Daniel Lockyer, head of fund management and senior fund manager, confirmed that Scott's transition is the conclusion of a three-year process.

He said: 'Richard is one of the founders of Hawksmoor and is irreplaceable. He has been part-time for two or three years now. It's not news to the people who know him.

'We have been thinking about how the team can develop and evolve. This is Richard's gradual transition from full-time to part-time to advisory role. It's great that he will be on hand to help strategic issues and give a common sense overview.'

Mackie joins the business as a fund manager on 2 January. He joined Brooks Macdonald in May 2016 after almost seven years with Charles Stanley. 

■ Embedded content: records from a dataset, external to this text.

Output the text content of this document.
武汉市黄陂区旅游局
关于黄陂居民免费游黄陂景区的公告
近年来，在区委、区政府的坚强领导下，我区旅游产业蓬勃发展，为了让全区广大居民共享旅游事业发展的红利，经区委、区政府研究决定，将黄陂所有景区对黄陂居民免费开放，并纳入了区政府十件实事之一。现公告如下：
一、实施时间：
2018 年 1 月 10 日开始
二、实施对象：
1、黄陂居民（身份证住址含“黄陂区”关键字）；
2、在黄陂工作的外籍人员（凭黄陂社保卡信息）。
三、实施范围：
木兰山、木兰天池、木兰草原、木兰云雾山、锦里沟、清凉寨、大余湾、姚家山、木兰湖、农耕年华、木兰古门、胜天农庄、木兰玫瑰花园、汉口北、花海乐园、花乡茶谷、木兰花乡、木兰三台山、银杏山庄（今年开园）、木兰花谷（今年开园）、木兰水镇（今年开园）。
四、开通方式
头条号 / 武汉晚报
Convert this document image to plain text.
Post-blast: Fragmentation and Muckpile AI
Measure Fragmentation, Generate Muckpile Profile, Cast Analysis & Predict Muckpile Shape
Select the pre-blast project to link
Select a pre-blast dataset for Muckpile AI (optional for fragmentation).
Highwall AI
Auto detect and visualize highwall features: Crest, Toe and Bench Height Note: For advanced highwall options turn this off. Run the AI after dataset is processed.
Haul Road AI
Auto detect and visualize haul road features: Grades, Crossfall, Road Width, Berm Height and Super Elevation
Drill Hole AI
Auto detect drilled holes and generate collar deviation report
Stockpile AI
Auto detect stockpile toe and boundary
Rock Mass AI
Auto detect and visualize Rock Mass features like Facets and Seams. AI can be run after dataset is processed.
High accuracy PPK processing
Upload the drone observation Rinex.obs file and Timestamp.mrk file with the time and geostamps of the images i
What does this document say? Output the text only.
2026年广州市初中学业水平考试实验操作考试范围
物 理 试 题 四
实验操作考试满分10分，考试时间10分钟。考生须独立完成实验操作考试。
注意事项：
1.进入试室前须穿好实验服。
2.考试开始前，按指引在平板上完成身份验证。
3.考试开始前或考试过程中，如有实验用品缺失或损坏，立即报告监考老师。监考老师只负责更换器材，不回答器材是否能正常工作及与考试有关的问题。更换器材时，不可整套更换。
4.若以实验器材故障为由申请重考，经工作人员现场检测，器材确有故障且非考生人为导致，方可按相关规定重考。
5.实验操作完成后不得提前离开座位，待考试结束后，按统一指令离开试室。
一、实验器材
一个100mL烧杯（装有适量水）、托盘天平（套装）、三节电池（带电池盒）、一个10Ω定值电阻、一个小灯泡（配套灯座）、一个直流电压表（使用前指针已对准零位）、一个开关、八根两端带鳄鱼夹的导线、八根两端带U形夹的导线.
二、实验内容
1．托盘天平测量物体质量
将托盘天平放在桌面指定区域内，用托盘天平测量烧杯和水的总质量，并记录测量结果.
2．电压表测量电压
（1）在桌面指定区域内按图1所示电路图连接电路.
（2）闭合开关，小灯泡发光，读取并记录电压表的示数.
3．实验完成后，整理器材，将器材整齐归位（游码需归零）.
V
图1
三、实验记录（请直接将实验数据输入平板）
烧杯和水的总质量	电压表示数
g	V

His appointment follows the promotion of Dan Cartridge to assistant fund manager and the recent recruitment of Matilda Cretney. 

In his new capacity, Mackie will assist with management across HFM's fund range, including the Hawksmoor Vanbrugh and Distribution funds. 

Meanwhile David Chapman, whose CV includes a 20-year stint with BlackRock, has also joined HFM as a business development manager.

HFM said the hires are designed to ensure the firm has the appropriate resources in place to fulfil its growth plans. 

'I am delighted that David and Ben are joining HFM at this exciting and important time as we strive to ensure the funds’ excellent performance to date continues into the future, and that the HFM team is well-equipped to maintain the high levels of service we provide to all our investors,' Lockyer said. 

In the three years to the end of September the Vanbrugh fund has returned 26.3% versus 24.4% rise in the peer group, while the distribution fund is up 36.2% versus a 34.4% average in the peer group.